Understanding how changes in budget constraint influence consumption
What is the “Standard consumer problem”
Bundle (x,y) can only be purchased if
PxX + PyY <= M
I.e income (M) has to be greater than bundle price.
How can we find equation for budget constraint
What is slope and intercept?
Rearrange the bundle (previous slide) making y subject
Y= m/Py - PxX/Py
M/Py = y intercept
-Px/Py = slope
What does the slope of the budget line represent, and formula?
- How can we math it? (Pg16) or just remember final equation.
Opportunity cost - the benefit lost from the next best alternative. (Give up good y to have more of good X)
- Creates new equation with Δ , then uses simultaneous equations.
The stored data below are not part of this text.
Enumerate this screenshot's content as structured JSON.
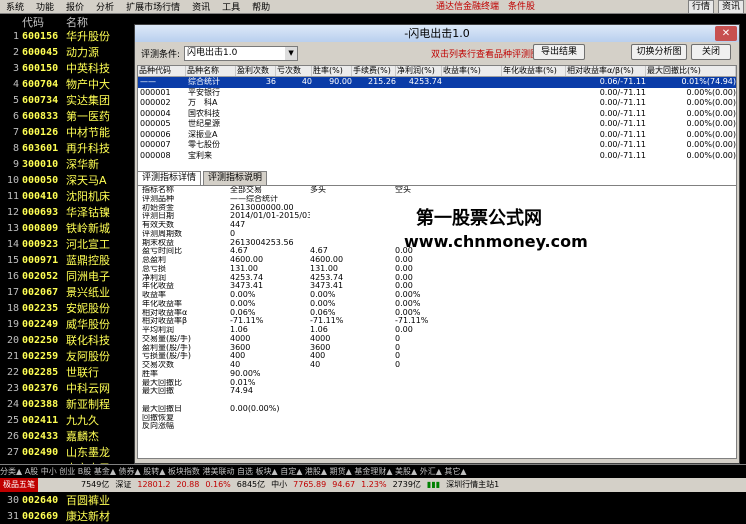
{
  "menu": {
    "items": [
      "系统",
      "功能",
      "报价",
      "分析",
      "扩展市场行情",
      "资讯",
      "工具",
      "帮助"
    ],
    "center": "通达信金融终端　条件股",
    "right": [
      "行情",
      "资讯"
    ]
  },
  "stocklist": {
    "head": {
      "code": "代码",
      "name": "名称"
    },
    "rows": [
      {
        "n": "1",
        "code": "600156",
        "name": "华升股份"
      },
      {
        "n": "2",
        "code": "600045",
        "name": "动力源"
      },
      {
        "n": "3",
        "code": "600150",
        "name": "中英科技"
      },
      {
        "n": "4",
        "code": "600704",
        "name": "物产中大"
      },
      {
        "n": "5",
        "code": "600734",
        "name": "实达集团"
      },
      {
        "n": "6",
        "code": "600833",
        "name": "第一医药"
      },
      {
        "n": "7",
        "code": "600126",
        "name": "中材节能"
      },
      {
        "n": "8",
        "code": "603601",
        "name": "再升科技"
      },
      {
        "n": "9",
        "code": "300010",
        "name": "深华新"
      },
      {
        "n": "10",
        "code": "000050",
        "name": "深天马A"
      },
      {
        "n": "11",
        "code": "000410",
        "name": "沈阳机床"
      },
      {
        "n": "12",
        "code": "000693",
        "name": "华泽钴镍"
      },
      {
        "n": "13",
        "code": "000809",
        "name": "铁岭新城"
      },
      {
        "n": "14",
        "code": "000923",
        "name": "河北宣工"
      },
      {
        "n": "15",
        "code": "000971",
        "name": "蓝鼎控股"
      },
      {
        "n": "16",
        "code": "002052",
        "name": "同洲电子"
      },
      {
        "n": "17",
        "code": "002067",
        "name": "景兴纸业"
      },
      {
        "n": "18",
        "code": "002235",
        "name": "安妮股份"
      },
      {
        "n": "19",
        "code": "002249",
        "name": "威华股份"
      },
      {
        "n": "20",
        "code": "002250",
        "name": "联化科技"
      },
      {
        "n": "21",
        "code": "002259",
        "name": "友阿股份"
      },
      {
        "n": "22",
        "code": "002285",
        "name": "世联行"
      },
      {
        "n": "23",
        "code": "002376",
        "name": "中科云网"
      },
      {
        "n": "24",
        "code": "002388",
        "name": "新亚制程"
      },
      {
        "n": "25",
        "code": "002411",
        "name": "九九久"
      },
      {
        "n": "26",
        "code": "002433",
        "name": "嘉麟杰"
      },
      {
        "n": "27",
        "code": "002490",
        "name": "山东墨龙"
      },
      {
        "n": "28",
        "code": "002579",
        "name": "中京电子"
      },
      {
        "n": "29",
        "code": "002613",
        "name": "北玻股份"
      },
      {
        "n": "30",
        "code": "002640",
        "name": "百圆裤业"
      },
      {
        "n": "31",
        "code": "002669",
        "name": "康达新材"
      }
    ]
  },
  "dialog": {
    "title": "-闪电出击1.0",
    "close": "✕",
    "cond_label": "评测条件:",
    "cond_value": "闪电出击1.0",
    "hint": "双击列表行查看品种评测图表",
    "btn_export": "导出结果",
    "btn_chart": "切换分析图",
    "btn_close": "关闭",
    "grid": {
      "headers": [
        "品种代码",
        "品种名称",
        "盈利次数",
        "亏次数",
        "胜率(%)",
        "手续费(%)",
        "净利润(%)",
        "收益率(%)",
        "年化收益率(%)",
        "相对收益率α/β(%)",
        "最大回撤比(%)"
      ],
      "rows": [
        [
          "——",
          "综合统计",
          "36",
          "40",
          "90.00",
          "215.26",
          "4253.74",
          "",
          "",
          "0.06/-71.11",
          "0.01%(74.94)"
        ],
        [
          "000001",
          "平安银行",
          "",
          "",
          "",
          "",
          "",
          "",
          "",
          "0.00/-71.11",
          "0.00%(0.00)"
        ],
        [
          "000002",
          "万　科A",
          "",
          "",
          "",
          "",
          "",
          "",
          "",
          "0.00/-71.11",
          "0.00%(0.00)"
        ],
        [
          "000004",
          "国农科技",
          "",
          "",
          "",
          "",
          "",
          "",
          "",
          "0.00/-71.11",
          "0.00%(0.00)"
        ],
        [
          "000005",
          "世纪星源",
          "",
          "",
          "",
          "",
          "",
          "",
          "",
          "0.00/-71.11",
          "0.00%(0.00)"
        ],
        [
          "000006",
          "深振业A",
          "",
          "",
          "",
          "",
          "",
          "",
          "",
          "0.00/-71.11",
          "0.00%(0.00)"
        ],
        [
          "000007",
          "零七股份",
          "",
          "",
          "",
          "",
          "",
          "",
          "",
          "0.00/-71.11",
          "0.00%(0.00)"
        ],
        [
          "000008",
          "宝利来",
          "",
          "",
          "",
          "",
          "",
          "",
          "",
          "0.00/-71.11",
          "0.00%(0.00)"
        ]
      ]
    },
    "tabs": [
      "评测指标详情",
      "评测指标说明"
    ],
    "detail": {
      "head": [
        "指标名称",
        "全部交易",
        "多头",
        "空头"
      ],
      "rows": [
        [
          "评测品种",
          "——综合统计",
          "",
          ""
        ],
        [
          "初始资金",
          "2613000000.00",
          "",
          ""
        ],
        [
          "评测日期",
          "2014/01/01-2015/03/24",
          "",
          ""
        ],
        [
          "有效天数",
          "447",
          "",
          ""
        ],
        [
          "评测周期数",
          "0",
          "",
          ""
        ],
        [
          "期末权益",
          "2613004253.56",
          "",
          ""
        ],
        [
          "盈亏时间比",
          "4.67",
          "4.67",
          "0.00"
        ],
        [
          "总盈利",
          "4600.00",
          "4600.00",
          "0.00"
        ],
        [
          "总亏损",
          "131.00",
          "131.00",
          "0.00"
        ],
        [
          "净利润",
          "4253.74",
          "4253.74",
          "0.00"
        ],
        [
          "年化收益",
          "3473.41",
          "3473.41",
          "0.00"
        ],
        [
          "收益率",
          "0.00%",
          "0.00%",
          "0.00%"
        ],
        [
          "年化收益率",
          "0.00%",
          "0.00%",
          "0.00%"
        ],
        [
          "相对收益率α",
          "0.06%",
          "0.06%",
          "0.00%"
        ],
        [
          "相对收益率β",
          "-71.11%",
          "-71.11%",
          "-71.11%"
        ],
        [
          "平均利润",
          "1.06",
          "1.06",
          "0.00"
        ],
        [
          "交易量(股/手)",
          "4000",
          "4000",
          "0"
        ],
        [
          "盈利量(股/手)",
          "3600",
          "3600",
          "0"
        ],
        [
          "亏损量(股/手)",
          "400",
          "400",
          "0"
        ],
        [
          "交易次数",
          "40",
          "40",
          "0"
        ],
        [
          "胜率",
          "90.00%",
          "",
          ""
        ],
        [
          "最大回撤比",
          "0.01%",
          "",
          ""
        ],
        [
          "最大回撤",
          "74.94",
          "",
          ""
        ],
        [
          "",
          "",
          "",
          ""
        ],
        [
          "最大回撤日",
          "0.00(0.00%)",
          "",
          ""
        ],
        [
          "回撤恢复",
          "",
          "",
          ""
        ],
        [
          "反向涨幅",
          "",
          "",
          ""
        ]
      ]
    },
    "wm1": "第一股票公式网",
    "wm2": "www.chnmoney.com"
  },
  "tabbar": "分类▲ A股 中小 创业 B股 基金▲ 债券▲ 股转▲ 板块指数 港美联动 自选 板块▲ 自定▲ 港股▲ 期货▲ 基金理财▲ 美股▲ 外汇▲ 其它▲",
  "status": {
    "logo": "极品五笔",
    "s1": "7549亿",
    "s2": "深证",
    "s2v": "12801.2",
    "s2c": "20.88",
    "s2p": "0.16%",
    "s3": "6845亿",
    "s4": "中小",
    "s4v": "7765.89",
    "s4c": "94.67",
    "s4p": "1.23%",
    "s5": "2739亿",
    "s6": "深圳行情主站1"
  }
}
Or just remember final equation Δy/Δx = -Px/Py
Factors influencing budget constraint’s intercept and slope. (1 for each)
Changes in income - SHIFT BY INTERCEPT (As impacts M in M/Py)
Changes in price - Changes slope as -Px/Py
2 types of taxes
VALUE ADDED TAX (AD VALOREM)
QUANTITY TAX
Value added tax equation
(1+t)P
P is price of good
T is tax
Quantity tax equation.
P+t
Price paid by buyers (Pd)
Pd = Ps + t
I.e buyers pay a higher price than sellers receive because of the tax
Pd is price paid by buyers
Ps is price paid by sellers
2 types of subsidies
Value subsidy - gov gives back a % of purchased good or service
Quantity subsidy - per purchased unit
Value subsidy
(1-σ)p
Quantity subsidy equation
P-s
Price paid by buyers in a subsidy (Pd)
Pd=Ps - subsidy
Buyers (Pd) pay a lower price than sellers receive
Price paid by sellers Ps
Lump-sum tax
Government takes away a fixed amount regardless of consumers behaviour.
What will this do to the budget line on the graph
Budget line shifts inward as fall in income (M)
What is rationing?
Learn the budget constraint graph with rationing (of good X in this case) pg 28
When maximum level of consumption is fixed for a good.
In the graph, green shaded area represents budget set, goes up to Xbar (the max ration)
What if we combine taxes, subsidies and rationing?
Learn graph taxing consumption above a certain quantity (of good X in this case) pg 29
Good x can be consumed at price p below quantity Xbar (max ration) and a tax can be introduced so cost is now (p+t) for any additional unit above the ration.
Graph when it reaches Xbar (max ration), slope gets steeper, since a tax is charged on units above Xbar. (Slope becomes -(px+t)/py
Budget set vs budget line
Budget set shows all possible combinations that can be purchased with the given budget. (Area under budget line)
Budget line shows all possible combinations that can be purchased using ALL of the revenue. (Along the line)